5G is a fifth-generation wireless network that is intended to increase internet speeds and provide more-reliable connections. But many residents in Orange County and throughout the state have expressed concerns with the technology, which activists feel could endanger public health because of the use of higher-frequency radio waves.
Several health professionals joined the Costa Mesa Advocacy Group in warning council members of potentially harmful effects of radio waves.
“Years ago, smoking was the thing to do,” said Charlie Fagenholz, a holistic chiropractic physician. “Looking back, if you knew then what you knew now, would you vote for or against it? We’re in the same boat with [electromagnetic] toxicity.”
Some residents recounted personal stories of struggling with health issues that they attributed to high exposure to electromagnetic frequencies. Some expressed concern about the potential effects of radio frequencies on children. Others thought small cells are ugly and would ruin Costa Mesa’s aesthetics. At several points, Mayor Katrina Foley asked members of the crowd to quiet their applause.
Tim Brown, a government-affairs manager for Crown Castle, a communications infrastructure provider, said small cells are needed to provide bandwidth and capacity that are not possible with current infrastructure.
“The reason why these sites are developed is because people want them to work,” Brown said. “We have to respond to those demands. … The way we do that is by developing the infrastructure we have here.”
Other representatives of telecommunication companies such as AT&T and Verizon thanked the council for their review and reminded the audience that the Federal Communications Commission has not determined that radio frequency emissions from wireless devices adversely affect human health.
“The weight of scientific evidence has not effectively linked exposure to radio frequency energy from mobile devices with any known health problems,” an FCC statement reads, citing research from the Food and Drug Administration and the World Health Organization.

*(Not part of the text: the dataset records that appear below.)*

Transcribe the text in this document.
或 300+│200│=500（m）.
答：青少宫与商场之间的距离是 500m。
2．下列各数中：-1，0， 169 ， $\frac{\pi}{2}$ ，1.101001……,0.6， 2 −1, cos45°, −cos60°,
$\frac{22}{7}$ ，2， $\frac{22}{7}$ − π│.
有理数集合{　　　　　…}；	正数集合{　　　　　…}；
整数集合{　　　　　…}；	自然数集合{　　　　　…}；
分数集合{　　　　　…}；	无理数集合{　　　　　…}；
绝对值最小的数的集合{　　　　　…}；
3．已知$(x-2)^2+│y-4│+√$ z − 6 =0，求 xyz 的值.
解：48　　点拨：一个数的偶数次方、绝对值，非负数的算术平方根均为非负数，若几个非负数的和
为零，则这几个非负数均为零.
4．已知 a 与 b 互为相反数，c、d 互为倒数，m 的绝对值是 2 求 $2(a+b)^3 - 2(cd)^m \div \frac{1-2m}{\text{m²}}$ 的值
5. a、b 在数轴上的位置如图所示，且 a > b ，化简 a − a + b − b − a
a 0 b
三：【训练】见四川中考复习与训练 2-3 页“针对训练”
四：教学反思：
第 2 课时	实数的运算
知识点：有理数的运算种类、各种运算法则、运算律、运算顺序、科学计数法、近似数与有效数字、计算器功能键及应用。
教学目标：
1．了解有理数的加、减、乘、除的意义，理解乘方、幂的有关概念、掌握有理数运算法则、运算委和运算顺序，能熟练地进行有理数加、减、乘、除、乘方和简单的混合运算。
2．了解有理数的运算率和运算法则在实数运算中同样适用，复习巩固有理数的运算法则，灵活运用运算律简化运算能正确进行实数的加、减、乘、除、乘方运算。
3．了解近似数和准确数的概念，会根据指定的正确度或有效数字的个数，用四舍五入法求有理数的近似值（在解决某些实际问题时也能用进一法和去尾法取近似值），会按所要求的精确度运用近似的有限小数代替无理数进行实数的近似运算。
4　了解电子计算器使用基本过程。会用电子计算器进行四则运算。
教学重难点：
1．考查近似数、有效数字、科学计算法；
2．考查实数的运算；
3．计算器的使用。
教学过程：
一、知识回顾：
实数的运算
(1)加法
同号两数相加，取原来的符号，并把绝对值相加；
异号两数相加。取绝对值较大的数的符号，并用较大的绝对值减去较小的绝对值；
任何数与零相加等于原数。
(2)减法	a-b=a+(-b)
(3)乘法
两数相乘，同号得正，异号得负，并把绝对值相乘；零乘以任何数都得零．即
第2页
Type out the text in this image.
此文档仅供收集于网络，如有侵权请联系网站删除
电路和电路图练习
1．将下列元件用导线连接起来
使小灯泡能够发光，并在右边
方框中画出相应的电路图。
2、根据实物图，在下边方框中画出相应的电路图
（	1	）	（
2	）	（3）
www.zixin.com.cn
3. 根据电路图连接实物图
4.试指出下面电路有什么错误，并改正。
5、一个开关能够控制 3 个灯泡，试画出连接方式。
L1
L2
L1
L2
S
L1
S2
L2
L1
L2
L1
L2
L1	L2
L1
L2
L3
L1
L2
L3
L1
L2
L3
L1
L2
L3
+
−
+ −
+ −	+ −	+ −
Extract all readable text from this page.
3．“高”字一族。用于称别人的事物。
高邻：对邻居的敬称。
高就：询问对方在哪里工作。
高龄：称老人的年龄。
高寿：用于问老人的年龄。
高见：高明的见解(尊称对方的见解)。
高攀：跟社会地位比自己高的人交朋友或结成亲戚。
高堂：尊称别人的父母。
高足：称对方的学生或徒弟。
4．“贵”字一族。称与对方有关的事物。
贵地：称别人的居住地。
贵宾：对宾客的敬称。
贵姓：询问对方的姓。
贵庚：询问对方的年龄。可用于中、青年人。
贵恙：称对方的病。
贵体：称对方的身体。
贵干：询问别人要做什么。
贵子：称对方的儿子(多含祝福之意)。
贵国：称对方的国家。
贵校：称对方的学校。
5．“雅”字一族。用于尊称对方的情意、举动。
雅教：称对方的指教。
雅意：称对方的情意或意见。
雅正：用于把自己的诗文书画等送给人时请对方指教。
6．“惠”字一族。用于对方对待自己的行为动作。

Council members emphasized that they can only make incremental changes to the ordinance because their hands are tied by the federal government’s regulations.
Many guidelines for the infrastructure of wireless communication facilities are federally mandated, though cities have a little leeway in regulating their aesthetics. Federal law, for instance, prohibits local governments from regulating construction of wireless telecommunication facilities based on perceived health effects.
At the end of the night’s exchange about wireless communications that stretched past midnight, Councilman Allan Mansoor voted against the proposed changes.
“I like the direction that we’re going, but I believe it’s rushed,” Mansoor said. “After midnight, our votes aren’t always the best. … I think we can do better.”
His comment provoked a tense exchange with other council members who challenged him to suggest concrete ways to improve the ordinance.
“Staff has done a really good job of trying to get us through all the land mines and be able to try to balance all the interests of protecting the community and addressing the concerns that were made, as well as addressing the concerns of the telecommunications industry,” Foley said, “and then trying to do something in a space where we really don’t have a lot of jurisdiction given to us at all by the federal government.”
The council will take a second, final vote on the changes at a future meeting.
©2020 the Daily Pilot (Costa Mesa, Calif.). Distributed by Tribune Content Agency, LLC.